St. Joan of Arc champs frozen in time

Outdoor practices helped St. Joan of Arc win hoops title 50 years ago

What a difference 50 years can make.

It's now January of 2013, and the grade school basketball teams at St. Joan of Arc in Nashotah have it made. Like a lot of schools, they have a big, beautiful and warm gymnasium to play and practice in. Parents can enjoy home games playing at the same site as the school itself.

That wasn't the case back in the winter of 1963. That St. Joan of Arc team had to practice outside on the church parking lot in downtown Okauchee because they had no gym. That meant constantly shoveling the snow off the court and practicing when the temperatures hovered anywhere from 20 degrees to 5-below zero.

They always practiced with their coats on and had to wear gloves. Everyone had a stocking cap.

Bordering the court, especially behind the baskets, were snow banks sometimes as high as four to five feet.

But despite all of those trying conditions, St. Joan of Arc had an outstanding team that year, maybe the best team in school history. That season they captured the prestigious Waukesha County Catholic Grade School tournament championship, defeating top-seeded Elm Grove St. Mary's by eight points at Waukesha Catholic Memorial.

Fond memories

Longtime Oconomowoc resident and St. Joan of Arc church member Pat Smith coached the team that year. He was famously quoted that year after winning the championship. "Well, when the boys found out they didn't have to play in coats, long pants and gloves when they took a shot, things came easy," Smith said.

John Simonis, the team's starting center and one of its top scorers, thought all of those practices out in the cold, wind and snow actually helped the team win games once they got into a gym.

"I think our conditioning was better than a lot of the other teams we played against because we had to practice all the time outside," Simonis said. "It wasn't easy. Most of the time, we had to first shovel the court and then practice with pants, gloves and hats on. Even though we played all of our games on the road, it was a nice to finally get to play in a warm gymnasium."

Besides the snow and ice, the St. Joan of Arc players had trouble keeping the basketballs warm enough to practice. The cold temperatures sucked the air out of the basketballs, and sometimes after practicing for 30 minutes, the balls wouldn't even bounce any more.

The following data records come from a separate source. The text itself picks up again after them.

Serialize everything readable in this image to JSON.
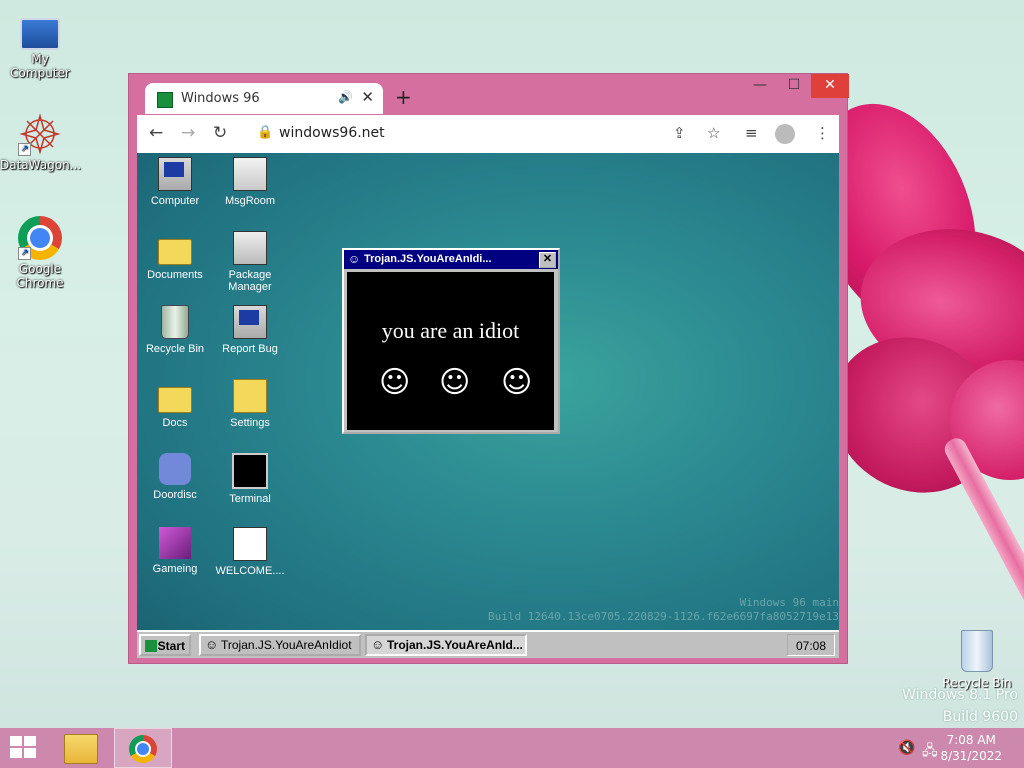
{
  "host_desktop": {
    "icons": [
      {
        "label": "My Computer"
      },
      {
        "label": "DataWagon..."
      },
      {
        "label": "Google Chrome"
      }
    ],
    "recycle_bin": "Recycle Bin",
    "watermark": {
      "line1": "Windows 8.1 Pro",
      "line2": "Build 9600"
    }
  },
  "browser": {
    "tab_title": "Windows 96",
    "new_tab": "+",
    "url": "windows96.net",
    "window_controls": {
      "minimize": "—",
      "maximize": "☐",
      "close": "✕"
    }
  },
  "w96": {
    "icons": [
      {
        "label": "Computer"
      },
      {
        "label": "MsgRoom"
      },
      {
        "label": "Documents"
      },
      {
        "label": "Package Manager"
      },
      {
        "label": "Recycle Bin"
      },
      {
        "label": "Report Bug"
      },
      {
        "label": "Docs"
      },
      {
        "label": "Settings"
      },
      {
        "label": "Doordisc"
      },
      {
        "label": "Terminal"
      },
      {
        "label": "Gameing"
      },
      {
        "label": "WELCOME...."
      }
    ],
    "build_text": {
      "line1": "Windows 96 main",
      "line2": "Build 12640.13ce0705.220829-1126.f62e6697fa8052719e13"
    },
    "trojan_window": {
      "title": "Trojan.JS.YouAreAnIdi...",
      "message": "you are an idiot",
      "smiley": "☺"
    },
    "taskbar": {
      "start": "Start",
      "buttons": [
        "Trojan.JS.YouAreAnIdiot",
        "Trojan.JS.YouAreAnId..."
      ],
      "clock": "07:08"
    }
  },
  "host_taskbar": {
    "time": "7:08 AM",
    "date": "8/31/2022"
  }
}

"Almost every guy on the team brought his own basketballs to school for our practices," said starting forward Mike Dinnauer, who still lives in Oconomowoc. "The team didn't have any, so we brought our own."

Father Whelan helped out

St. Joan of Arc played that year in two leagues, a public school league in the Lake Country area and the Waukesha Catholic League, featuring teams from Pewaukee, Waukesha, Brookfield and Elm Grove. They finished with a 25-5 record.

Unlike other schools that had their own gyms and practiced after school, St. Joan's practiced at morning recess and during their lunch hour. Most of the time, Smith would take off work and make the lunch-hour practices. If he couldn't make it, the team's favorite fan, Father Lincoln F. Whelan, would run the practices.

"Father Whelan worked with us a lot," Dinnauer said. "If it got really cold, he sometimes would stay inside and watch us practice by looking out one of the windows. He was always in our huddle, saying a prayer or two for us. I can remember calling a time out and Father Whelan would get into our huddle and say a prayer, taking up all of our time in the timeout. He was a big fan of ours."

Besides Father Whelan helping Smith coach, Ken Dinnauer (Mike's dad) also helped out as did Pat Smith's brother Bob.

The team got a real treat in January and February that year when the St. Joan's Holy Name society raised some money so the team could rent the Okauchee School gym and practice on Monday nights.

"We had a good bunch of guys that year," Simonis said. "I think we only had 12 boys in the eighth-grade class and seven of them were on the team. Practicing every day at school really brought us together."